Hills beyond the horizon

28 December 2020
28 Dec 2020

This is an excerpt from today’s issue of my weekly newsletter.


What makes a great conversation?

Certainly there’s some degree of give and take, listening to the voice of your interlocutor and responding in kind. You want to move fluidly between topics, avoid jumping from idea to random idea without transition. In the best of times, it feels like exploring a mental landscape that you share with your partner-in-conversation, mapping out unknown territory shared by the two of you and no one else.

But the best conversations I’ve had are often the ones punctuated by randomness and non sequiturs.

In artificial intelligence, there is a problem called the hill climbing problem. One way to frame artificial intelligence is as a search for efficient ways to optimize some goal value, so computer scientists sometimes model a goal “function” as a kind of a terrain, where you start someplace in space, and you explore the terrain to “climb” up hills until you find the tallest peak. (AI experts—forgive me for my oversimplification for illustrative purposes!)

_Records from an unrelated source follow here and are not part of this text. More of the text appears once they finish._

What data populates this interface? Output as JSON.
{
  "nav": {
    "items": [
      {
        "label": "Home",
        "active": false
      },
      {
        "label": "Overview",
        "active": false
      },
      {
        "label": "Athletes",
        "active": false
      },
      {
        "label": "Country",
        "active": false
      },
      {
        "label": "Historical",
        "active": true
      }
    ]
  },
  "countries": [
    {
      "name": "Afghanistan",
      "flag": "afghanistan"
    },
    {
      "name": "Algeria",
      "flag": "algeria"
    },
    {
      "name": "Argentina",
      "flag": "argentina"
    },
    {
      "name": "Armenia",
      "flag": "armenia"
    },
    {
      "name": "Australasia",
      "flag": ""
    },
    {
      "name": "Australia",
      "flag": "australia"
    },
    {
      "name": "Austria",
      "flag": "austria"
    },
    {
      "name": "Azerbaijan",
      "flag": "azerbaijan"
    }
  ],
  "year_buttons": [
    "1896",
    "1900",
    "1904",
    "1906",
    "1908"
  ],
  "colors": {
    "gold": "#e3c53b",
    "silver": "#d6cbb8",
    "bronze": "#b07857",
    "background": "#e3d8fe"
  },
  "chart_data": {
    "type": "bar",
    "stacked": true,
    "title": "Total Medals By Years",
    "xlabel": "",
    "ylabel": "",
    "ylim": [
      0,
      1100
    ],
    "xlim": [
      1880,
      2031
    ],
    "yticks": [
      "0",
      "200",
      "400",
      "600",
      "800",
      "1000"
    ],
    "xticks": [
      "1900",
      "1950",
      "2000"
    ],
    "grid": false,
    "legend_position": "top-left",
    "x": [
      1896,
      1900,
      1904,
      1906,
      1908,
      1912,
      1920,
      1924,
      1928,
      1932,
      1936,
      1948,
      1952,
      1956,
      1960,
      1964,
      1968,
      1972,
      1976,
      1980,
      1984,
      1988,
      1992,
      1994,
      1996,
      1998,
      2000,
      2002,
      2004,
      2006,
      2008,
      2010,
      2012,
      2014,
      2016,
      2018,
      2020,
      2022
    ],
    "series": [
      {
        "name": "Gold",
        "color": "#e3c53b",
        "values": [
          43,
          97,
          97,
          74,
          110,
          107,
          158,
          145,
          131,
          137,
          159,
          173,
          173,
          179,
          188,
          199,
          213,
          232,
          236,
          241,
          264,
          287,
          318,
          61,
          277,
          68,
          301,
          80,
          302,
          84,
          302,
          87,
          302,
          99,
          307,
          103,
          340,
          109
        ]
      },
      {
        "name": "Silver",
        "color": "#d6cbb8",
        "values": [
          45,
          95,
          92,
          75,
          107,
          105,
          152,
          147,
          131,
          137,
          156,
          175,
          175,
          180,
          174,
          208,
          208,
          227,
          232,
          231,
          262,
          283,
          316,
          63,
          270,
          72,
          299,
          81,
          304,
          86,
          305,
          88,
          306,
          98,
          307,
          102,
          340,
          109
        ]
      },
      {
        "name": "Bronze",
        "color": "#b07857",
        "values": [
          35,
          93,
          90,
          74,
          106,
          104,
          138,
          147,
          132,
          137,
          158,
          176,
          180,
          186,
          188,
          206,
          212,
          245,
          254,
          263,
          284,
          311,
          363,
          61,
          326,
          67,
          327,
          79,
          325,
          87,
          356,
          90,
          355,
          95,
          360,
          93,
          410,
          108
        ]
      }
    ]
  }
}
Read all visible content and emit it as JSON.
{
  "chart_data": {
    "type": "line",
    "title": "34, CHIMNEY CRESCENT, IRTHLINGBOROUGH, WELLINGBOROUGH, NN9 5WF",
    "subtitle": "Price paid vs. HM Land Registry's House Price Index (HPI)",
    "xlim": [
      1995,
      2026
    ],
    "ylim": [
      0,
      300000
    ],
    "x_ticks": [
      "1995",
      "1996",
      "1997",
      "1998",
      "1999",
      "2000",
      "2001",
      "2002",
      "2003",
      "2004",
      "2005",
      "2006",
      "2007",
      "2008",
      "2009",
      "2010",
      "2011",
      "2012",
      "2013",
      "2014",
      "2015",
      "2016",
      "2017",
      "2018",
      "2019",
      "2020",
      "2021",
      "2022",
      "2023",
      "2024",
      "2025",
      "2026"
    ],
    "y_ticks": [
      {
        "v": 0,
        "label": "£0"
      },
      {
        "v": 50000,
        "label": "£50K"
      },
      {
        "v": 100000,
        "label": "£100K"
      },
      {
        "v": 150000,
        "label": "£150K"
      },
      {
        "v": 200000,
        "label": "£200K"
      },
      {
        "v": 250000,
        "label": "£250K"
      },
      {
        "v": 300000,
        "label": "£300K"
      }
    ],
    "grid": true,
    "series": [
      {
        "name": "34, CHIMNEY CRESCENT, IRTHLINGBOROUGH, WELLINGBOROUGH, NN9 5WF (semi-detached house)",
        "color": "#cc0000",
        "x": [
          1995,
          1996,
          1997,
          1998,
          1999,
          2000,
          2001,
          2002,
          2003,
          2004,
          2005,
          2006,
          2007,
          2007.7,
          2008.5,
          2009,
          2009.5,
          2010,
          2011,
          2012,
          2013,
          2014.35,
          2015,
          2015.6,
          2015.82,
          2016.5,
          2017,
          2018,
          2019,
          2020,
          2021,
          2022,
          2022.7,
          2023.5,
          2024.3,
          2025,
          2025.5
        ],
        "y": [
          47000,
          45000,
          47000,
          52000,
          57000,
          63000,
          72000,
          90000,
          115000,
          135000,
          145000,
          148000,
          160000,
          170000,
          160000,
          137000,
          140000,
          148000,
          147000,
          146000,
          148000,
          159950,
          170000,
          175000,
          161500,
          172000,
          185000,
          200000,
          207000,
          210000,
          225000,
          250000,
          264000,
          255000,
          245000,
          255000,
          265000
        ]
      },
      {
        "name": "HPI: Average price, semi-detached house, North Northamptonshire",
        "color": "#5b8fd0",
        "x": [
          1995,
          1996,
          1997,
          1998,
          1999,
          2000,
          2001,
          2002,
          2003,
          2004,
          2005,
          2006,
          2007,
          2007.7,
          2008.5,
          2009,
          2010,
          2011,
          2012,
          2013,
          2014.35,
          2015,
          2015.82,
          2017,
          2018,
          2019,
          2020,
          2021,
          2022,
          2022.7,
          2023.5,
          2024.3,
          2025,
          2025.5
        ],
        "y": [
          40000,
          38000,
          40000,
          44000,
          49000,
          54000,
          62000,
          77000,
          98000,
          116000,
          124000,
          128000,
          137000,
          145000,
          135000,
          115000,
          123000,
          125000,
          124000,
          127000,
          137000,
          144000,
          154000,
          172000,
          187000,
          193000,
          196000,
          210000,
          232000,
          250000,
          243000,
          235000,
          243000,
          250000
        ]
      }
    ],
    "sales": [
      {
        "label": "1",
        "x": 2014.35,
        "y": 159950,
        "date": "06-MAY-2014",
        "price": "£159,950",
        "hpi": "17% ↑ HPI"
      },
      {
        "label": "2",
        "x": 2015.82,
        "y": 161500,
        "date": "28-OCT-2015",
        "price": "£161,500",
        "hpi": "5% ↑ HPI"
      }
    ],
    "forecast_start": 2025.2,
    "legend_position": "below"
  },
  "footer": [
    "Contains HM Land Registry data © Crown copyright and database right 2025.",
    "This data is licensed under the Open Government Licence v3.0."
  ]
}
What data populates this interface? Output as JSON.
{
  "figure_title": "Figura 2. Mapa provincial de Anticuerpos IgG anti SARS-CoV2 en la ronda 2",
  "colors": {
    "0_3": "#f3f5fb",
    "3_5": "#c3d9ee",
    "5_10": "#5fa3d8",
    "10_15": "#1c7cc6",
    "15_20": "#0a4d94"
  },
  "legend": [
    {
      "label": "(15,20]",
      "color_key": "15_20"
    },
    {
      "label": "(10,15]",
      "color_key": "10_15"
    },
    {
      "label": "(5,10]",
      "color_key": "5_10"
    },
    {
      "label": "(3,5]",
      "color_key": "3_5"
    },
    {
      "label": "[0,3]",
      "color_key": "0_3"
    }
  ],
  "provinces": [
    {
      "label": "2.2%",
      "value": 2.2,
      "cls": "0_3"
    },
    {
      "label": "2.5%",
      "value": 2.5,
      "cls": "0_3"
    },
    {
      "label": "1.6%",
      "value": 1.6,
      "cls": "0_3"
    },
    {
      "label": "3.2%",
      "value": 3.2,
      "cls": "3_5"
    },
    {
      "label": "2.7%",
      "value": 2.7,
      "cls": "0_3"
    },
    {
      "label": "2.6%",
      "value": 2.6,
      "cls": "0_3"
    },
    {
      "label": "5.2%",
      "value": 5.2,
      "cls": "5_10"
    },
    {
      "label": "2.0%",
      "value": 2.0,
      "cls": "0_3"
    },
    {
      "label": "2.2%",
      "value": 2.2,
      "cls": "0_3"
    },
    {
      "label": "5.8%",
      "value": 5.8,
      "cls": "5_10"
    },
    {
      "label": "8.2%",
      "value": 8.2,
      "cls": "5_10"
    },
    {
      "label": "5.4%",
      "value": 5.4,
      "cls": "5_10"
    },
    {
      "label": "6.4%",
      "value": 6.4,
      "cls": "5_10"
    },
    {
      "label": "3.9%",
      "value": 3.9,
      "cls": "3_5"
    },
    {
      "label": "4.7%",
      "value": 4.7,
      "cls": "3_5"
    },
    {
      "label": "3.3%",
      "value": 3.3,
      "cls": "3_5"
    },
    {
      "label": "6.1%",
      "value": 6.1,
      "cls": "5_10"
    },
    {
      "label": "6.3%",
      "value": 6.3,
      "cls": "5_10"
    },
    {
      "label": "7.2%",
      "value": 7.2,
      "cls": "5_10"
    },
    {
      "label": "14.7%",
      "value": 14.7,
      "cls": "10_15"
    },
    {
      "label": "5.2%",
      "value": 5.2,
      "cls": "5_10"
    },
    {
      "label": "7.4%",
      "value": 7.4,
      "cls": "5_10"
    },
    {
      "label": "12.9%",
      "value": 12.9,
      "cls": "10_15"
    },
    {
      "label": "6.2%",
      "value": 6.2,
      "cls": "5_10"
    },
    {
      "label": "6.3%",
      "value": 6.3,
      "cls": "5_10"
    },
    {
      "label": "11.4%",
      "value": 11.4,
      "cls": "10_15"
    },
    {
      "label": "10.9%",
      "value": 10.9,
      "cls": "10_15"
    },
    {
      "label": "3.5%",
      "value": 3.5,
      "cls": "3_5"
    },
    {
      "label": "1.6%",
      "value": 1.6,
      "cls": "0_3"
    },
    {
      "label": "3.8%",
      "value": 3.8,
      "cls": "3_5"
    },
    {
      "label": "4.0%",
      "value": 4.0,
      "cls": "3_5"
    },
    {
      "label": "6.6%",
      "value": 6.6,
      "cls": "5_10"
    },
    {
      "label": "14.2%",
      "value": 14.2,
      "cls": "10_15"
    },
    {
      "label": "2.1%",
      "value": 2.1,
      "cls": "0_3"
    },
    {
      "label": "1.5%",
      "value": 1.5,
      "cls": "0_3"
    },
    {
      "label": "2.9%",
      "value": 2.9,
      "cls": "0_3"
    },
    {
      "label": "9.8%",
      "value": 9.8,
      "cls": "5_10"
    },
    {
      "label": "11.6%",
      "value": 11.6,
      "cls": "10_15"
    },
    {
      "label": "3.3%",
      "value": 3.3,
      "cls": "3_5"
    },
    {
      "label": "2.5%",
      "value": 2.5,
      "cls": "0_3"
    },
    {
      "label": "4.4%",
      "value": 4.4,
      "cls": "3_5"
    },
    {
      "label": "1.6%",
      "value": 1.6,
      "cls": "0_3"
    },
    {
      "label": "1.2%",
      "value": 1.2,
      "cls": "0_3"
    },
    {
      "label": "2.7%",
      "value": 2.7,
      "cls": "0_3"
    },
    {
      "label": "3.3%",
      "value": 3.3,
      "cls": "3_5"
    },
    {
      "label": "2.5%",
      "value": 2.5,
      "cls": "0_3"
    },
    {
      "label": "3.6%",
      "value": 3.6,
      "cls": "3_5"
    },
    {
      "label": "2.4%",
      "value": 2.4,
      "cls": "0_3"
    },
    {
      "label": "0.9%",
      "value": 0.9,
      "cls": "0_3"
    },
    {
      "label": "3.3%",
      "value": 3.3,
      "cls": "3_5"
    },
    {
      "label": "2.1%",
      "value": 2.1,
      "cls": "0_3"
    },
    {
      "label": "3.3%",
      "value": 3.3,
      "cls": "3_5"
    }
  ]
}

A naive, easy solution is to simply take each step in the direction that increases your elevation. This leads you to one peak, but in all likelihood, it’s probably not going to be the tallest one. You get stuck in a local maximum, the tallest point in some neighborhood that ignores some taller peak farther away. It turns out better solutions involve some random chanced exploration. An approach called simulated annealing involves making random, obviously bad moves once in a while that might land you closer to a taller hill.

I think navigating a conversation sometimes feels like this—you’re trying to find pockets of common interests that can spur interesting dialogue and ideas, and if you only move from topic-to-related-topic, it’s easy to get stuck in mildly interesting “small hills”. Once in a while, you need some randomness, some total out-of-left-field interjection or idea to help you find more exciting ideas to jam on.

Navigating the terrain of a career can also be similar. Chris Dixon has written about this exact framework for navigating career paths.

I think creative work can also feel this way sometimes. If you want to create something new, you can’t just iterate from the first decent idea you have, you need to spend some time jumping around different ideas, accepting the chance that you’ll have some truly terrible ones, to explore the terrain fully before you pick the tallest hill to climb.

When we choose our next steps by only taking steps upwards, we keep ourselves blind to the complexity of the terrain that can lie before us, the troughs and hills that make life interesting. Exploration is about chances. If we keep ourselves open to the occasional game of chance or random jump to something new, we might stumble into even grander landscapes stretching out before us.